1901–1910
Edwardian Tweed Kimono Jacket
Identifying Authentic Edwardian Tweed Kimono Jacket
Authentic edwardian tweed kimono jacket pieces (1901–1910) are among the most sought-after items in antique fashion. Rough-surfaced woolen cloth woven in a variety of weave structures with a characteristic flecked appearance. Associated with country wear, Chanel suiting, and Scottish textile heritage.
When examining a potential edwardian tweed piece, the most important diagnostic features are construction method, closure type, and fabric authenticity.Western garment with kimono-inspired construction — wide sleeves, straight cut, and wrap or belted closure. The Japanese aesthetic influenced European fashion from the 1860s through the 20th century.

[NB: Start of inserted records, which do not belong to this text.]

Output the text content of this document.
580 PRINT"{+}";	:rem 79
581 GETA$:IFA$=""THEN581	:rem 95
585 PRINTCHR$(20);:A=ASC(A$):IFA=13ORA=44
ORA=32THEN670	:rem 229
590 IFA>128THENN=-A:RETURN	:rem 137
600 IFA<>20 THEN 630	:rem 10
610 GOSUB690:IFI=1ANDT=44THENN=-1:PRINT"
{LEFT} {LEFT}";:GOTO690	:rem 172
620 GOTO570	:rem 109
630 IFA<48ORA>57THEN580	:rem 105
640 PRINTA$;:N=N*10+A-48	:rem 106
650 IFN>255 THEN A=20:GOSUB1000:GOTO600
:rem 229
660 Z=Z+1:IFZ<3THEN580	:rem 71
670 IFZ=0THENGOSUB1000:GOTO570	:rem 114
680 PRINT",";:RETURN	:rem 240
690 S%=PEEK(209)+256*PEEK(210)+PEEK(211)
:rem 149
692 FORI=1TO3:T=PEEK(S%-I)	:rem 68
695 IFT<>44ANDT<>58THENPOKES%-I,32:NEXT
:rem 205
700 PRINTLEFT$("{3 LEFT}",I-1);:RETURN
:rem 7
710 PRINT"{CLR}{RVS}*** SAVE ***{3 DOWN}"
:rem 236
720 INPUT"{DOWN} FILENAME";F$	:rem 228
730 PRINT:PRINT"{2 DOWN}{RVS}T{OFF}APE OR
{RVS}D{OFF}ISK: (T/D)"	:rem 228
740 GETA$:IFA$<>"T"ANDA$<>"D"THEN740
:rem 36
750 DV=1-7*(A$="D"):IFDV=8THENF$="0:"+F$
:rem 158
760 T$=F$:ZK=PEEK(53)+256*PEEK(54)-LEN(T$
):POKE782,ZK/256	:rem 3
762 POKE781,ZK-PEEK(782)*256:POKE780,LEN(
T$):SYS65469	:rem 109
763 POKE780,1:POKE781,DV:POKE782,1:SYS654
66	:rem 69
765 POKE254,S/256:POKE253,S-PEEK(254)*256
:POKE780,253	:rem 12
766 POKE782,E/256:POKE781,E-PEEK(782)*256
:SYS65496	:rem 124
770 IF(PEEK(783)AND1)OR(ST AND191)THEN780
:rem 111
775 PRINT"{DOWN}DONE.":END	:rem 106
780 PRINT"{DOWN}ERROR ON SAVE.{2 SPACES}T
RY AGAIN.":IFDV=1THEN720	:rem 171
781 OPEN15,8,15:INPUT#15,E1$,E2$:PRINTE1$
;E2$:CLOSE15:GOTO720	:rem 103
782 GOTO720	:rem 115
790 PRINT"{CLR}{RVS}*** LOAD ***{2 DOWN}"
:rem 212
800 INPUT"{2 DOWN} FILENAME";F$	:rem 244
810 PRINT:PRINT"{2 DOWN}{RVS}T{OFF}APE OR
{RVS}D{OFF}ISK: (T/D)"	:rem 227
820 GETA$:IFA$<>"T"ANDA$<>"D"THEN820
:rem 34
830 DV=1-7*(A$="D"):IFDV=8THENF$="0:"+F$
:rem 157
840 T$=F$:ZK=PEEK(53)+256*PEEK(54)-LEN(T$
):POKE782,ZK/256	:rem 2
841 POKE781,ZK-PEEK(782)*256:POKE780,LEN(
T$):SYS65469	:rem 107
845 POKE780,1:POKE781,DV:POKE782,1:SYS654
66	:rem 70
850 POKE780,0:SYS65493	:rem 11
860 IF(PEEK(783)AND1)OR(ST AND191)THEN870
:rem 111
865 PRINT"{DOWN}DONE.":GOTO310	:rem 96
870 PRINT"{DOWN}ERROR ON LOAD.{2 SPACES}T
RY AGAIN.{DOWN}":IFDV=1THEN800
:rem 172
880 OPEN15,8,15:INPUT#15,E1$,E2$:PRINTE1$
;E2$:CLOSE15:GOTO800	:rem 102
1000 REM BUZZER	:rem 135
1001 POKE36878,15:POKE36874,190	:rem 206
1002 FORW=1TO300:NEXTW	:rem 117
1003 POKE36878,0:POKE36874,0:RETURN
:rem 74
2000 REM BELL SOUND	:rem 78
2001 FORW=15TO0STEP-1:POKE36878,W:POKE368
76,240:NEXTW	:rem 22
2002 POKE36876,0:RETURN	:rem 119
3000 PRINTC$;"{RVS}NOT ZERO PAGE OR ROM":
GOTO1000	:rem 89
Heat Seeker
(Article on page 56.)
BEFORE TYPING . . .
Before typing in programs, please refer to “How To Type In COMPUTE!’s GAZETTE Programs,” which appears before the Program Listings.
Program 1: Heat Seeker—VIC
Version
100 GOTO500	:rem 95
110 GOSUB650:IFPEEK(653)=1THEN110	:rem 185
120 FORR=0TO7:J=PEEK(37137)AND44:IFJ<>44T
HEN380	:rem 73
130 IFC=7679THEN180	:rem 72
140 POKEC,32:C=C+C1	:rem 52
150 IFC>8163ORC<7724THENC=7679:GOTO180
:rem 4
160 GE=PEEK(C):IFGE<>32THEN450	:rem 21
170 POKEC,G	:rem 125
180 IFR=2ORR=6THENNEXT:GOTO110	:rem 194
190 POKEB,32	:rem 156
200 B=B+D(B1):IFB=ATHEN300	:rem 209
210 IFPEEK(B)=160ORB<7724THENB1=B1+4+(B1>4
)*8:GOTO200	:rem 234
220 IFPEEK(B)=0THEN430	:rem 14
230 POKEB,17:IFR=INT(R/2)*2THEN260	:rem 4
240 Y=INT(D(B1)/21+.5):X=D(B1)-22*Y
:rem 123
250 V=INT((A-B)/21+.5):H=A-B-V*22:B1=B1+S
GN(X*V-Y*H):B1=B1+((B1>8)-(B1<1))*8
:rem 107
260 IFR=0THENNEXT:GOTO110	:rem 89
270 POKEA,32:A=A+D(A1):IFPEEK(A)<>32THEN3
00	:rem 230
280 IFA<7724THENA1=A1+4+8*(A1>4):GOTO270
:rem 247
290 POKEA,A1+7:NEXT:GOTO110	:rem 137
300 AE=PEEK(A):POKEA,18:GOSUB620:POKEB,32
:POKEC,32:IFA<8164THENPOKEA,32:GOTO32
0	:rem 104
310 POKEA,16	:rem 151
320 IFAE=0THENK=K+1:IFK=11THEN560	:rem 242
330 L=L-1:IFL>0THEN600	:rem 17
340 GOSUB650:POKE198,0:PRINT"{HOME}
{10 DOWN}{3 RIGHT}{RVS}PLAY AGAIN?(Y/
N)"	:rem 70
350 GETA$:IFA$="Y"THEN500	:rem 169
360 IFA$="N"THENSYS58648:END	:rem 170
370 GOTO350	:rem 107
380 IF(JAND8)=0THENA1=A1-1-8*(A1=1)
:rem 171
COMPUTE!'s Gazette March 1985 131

Kimono Jacket Authentication Checklist
Wide, dolman or kimono sleeves cut in one piece with the body
Wrap closure or front tie; no fitted armscye
1910s-20s: silk with Japanese motifs (cranes, chrysanthemums, waves)
1970s revival: cotton or synthetic with printed Asian motifs
Identifying Authentic Tweed
Surface shows characteristic flecked or heathered appearance from multi-color yarns
Feel the hand: authentic Harris Tweed is rough; Donegal shows nubs; Chanel tweed is finer
Look for Chanel label — Chanel tweed suits command extraordinary premiums ($3,000–$25,000)
Check for fabric woven in Scotland: Harris Tweed has the protected orb trademark label
Care & Preservation
Dry clean recommended for shaped garments. Tweed can be spot-cleaned for small marks. Store hanging. Apply cedar blocks to protect from moths — wool is vulnerable.